I read Allie O’s piece in the Occupier a few months ago (http://bostonoccupier.com/s17/) with great interest and substantial agreement. In it, Allie painted a grimly accurate picture of Occupiers without an Occupation, going through Occu-motions that had lost much of their relevancy and power, and beseeched us to do better, arguing that we need tactics, and a “damn plan,” to “operate with intention and with efficacy.” I agree completely. We do, indeed, need a plan. I think it would be good if there could be a conversation here about what that would entail.
I think the first step towards a plan is intelligence, as in, systematic information gathering. If any leftist protest movement is going to grow in this city, it will need to grow itself through intelligent, well-thought out, and regular actions. The camp used to attract numbers to events through spectacle and interest in the community. That’s gone. We will need to start small, and that means using our efforts intelligently so as to attract people the way the camp used to. That means we need to know what we’re doing.
If we want a city-wide movement we need to know the city. We need information about the city and the things that the movement seeks to change. We need specific information on problems and those causing (and profiting from) problems and how best to apply pressure to counter these forces. There’s a common thread between the forces that Occupy strives against – neoliberalism, patriarchy, racism, environmental degradation, etc – and that is that they are embedded in our everyday lives. They’re everywhere, and that can make it seem as though they are, effectively, nowhere; nowhere you can fight them, that is. This isn’t the case. These things can be fought, and are fought. But to do that you need to know what you are looking at.
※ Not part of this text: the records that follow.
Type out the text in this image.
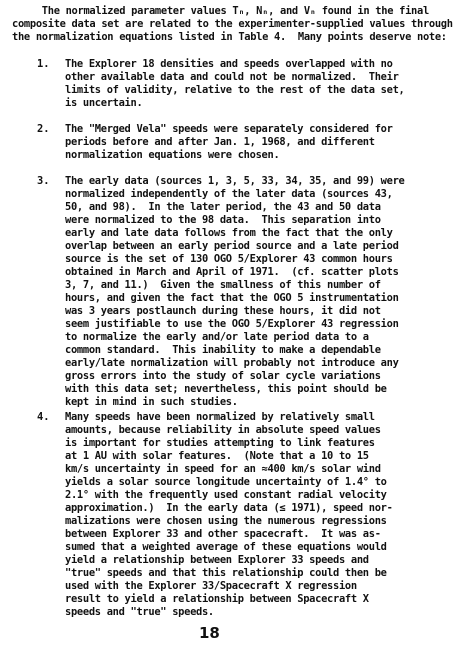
The normalized parameter values Tₙ, Nₙ, and Vₙ found in the final
composite data set are related to the experimenter-supplied values through
the normalization equations listed in Table 4.  Many points deserve note:
1. The Explorer 18 densities and speeds overlapped with no
other available data and could not be normalized.  Their
limits of validity, relative to the rest of the data set,
is uncertain.
2. The "Merged Vela" speeds were separately considered for
periods before and after Jan. 1, 1968, and different
normalization equations were chosen.
3. The early data (sources 1, 3, 5, 33, 34, 35, and 99) were
normalized independently of the later data (sources 43,
50, and 98).  In the later period, the 43 and 50 data
were normalized to the 98 data.  This separation into
early and late data follows from the fact that the only
overlap between an early period source and a late period
source is the set of 130 OGO 5/Explorer 43 common hours
obtained in March and April of 1971.  (cf. scatter plots
3, 7, and 11.)  Given the smallness of this number of
hours, and given the fact that the OGO 5 instrumentation
was 3 years postlaunch during these hours, it did not
seem justifiable to use the OGO 5/Explorer 43 regression
to normalize the early and/or late period data to a
common standard.  This inability to make a dependable
early/late normalization will probably not introduce any
gross errors into the study of solar cycle variations
with this data set; nevertheless, this point should be
kept in mind in such studies.
4. Many speeds have been normalized by relatively small
amounts, because reliability in absolute speed values
is important for studies attempting to link features
at 1 AU with solar features.  (Note that a 10 to 15
km/s uncertainty in speed for an ≈400 km/s solar wind
yields a solar source longitude uncertainty of 1.4° to
2.1° with the frequently used constant radial velocity
approximation.)  In the early data (≤ 1971), speed nor-
malizations were chosen using the numerous regressions
between Explorer 33 and other spacecraft.  It was as-
sumed that a weighted average of these equations would
yield a relationship between Explorer 33 speeds and
"true" speeds and that this relationship could then be
used with the Explorer 33/Spacecraft X regression
result to yield a relationship between Spacecraft X
speeds and "true" speeds.
18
I think a group dedicated to creating a map of how oppressive power works in Boston, and to sharing that map, could be useful towards creating the “damn plan” Allie referred to. The more and better information we have, and the more clearly we can convey that information to ourselves and others, the better positioned we will be to target actions intelligently, to make the best use of our efforts and to attract more people to act as well. We can all rattle off examples of oppression, sometimes drawn from our own experience. Anecdotes are good for outreach but mediocre for planning. Information – actively gathered and rigorously contextualized and analyzed – is good for outreach and good for planning. The act of gathering information itself, if undertaken honestly and rigorously, could have numerous useful effects. It could serve as a form of outreach, and the people willing to put work in to information-gathering would, in all likelihood, be people willing to put work in to other logistical aspects of action-planning. Such a group could potentially grow to be a focal point for actions in this city. If nothing else, if such a group had some kind of institutional continuity, then it could do things like maintain a list of e-mail addresses of people interested in actions… anyone know where the Occupy Boston e-mail list went? I don’t.
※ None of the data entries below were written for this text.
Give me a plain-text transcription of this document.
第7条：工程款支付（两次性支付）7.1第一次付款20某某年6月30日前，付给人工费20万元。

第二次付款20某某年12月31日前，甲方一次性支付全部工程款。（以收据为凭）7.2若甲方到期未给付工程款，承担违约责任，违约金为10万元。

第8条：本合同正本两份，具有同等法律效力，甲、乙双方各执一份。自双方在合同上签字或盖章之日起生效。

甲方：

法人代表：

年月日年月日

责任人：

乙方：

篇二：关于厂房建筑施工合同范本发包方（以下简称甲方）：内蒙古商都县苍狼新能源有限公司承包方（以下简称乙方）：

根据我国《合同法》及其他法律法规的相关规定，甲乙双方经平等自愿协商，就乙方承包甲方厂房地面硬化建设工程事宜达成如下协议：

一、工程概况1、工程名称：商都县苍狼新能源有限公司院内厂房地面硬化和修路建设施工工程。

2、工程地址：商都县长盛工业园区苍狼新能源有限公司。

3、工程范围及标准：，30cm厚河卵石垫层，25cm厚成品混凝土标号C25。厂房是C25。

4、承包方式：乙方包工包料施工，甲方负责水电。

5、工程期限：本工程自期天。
The work of such a group would be interesting but perhaps a trifle dull and laborious for some. Most of it would entail fairly anodyne basic research. Who owns what around here? How are they connected? What are activist groups in this city facing? Basic information like this, if collected, collated, and made available to activist communities, would be a great boon to action planning, and would suggest further avenues for inquiry. I think some modifications of the normal working group model would be necessary to make an information/intelligence group work: members would need to be held accountable for tasks they undertake, and things like record-keeping and the maintenance of collections of information would have to be rigorously attended to. I actually think that would be a good thing, for most Occupiers, to have a little more structure in their doings. We don’t need to be authoritarians to realize that the militaries of the world are on to something when they pay assiduous attention to intelligence, logistics, and communications. These are the things that allow organizations and movements to stay in existence and work towards long-term goals, even after the spontaneous upsurge dissipates.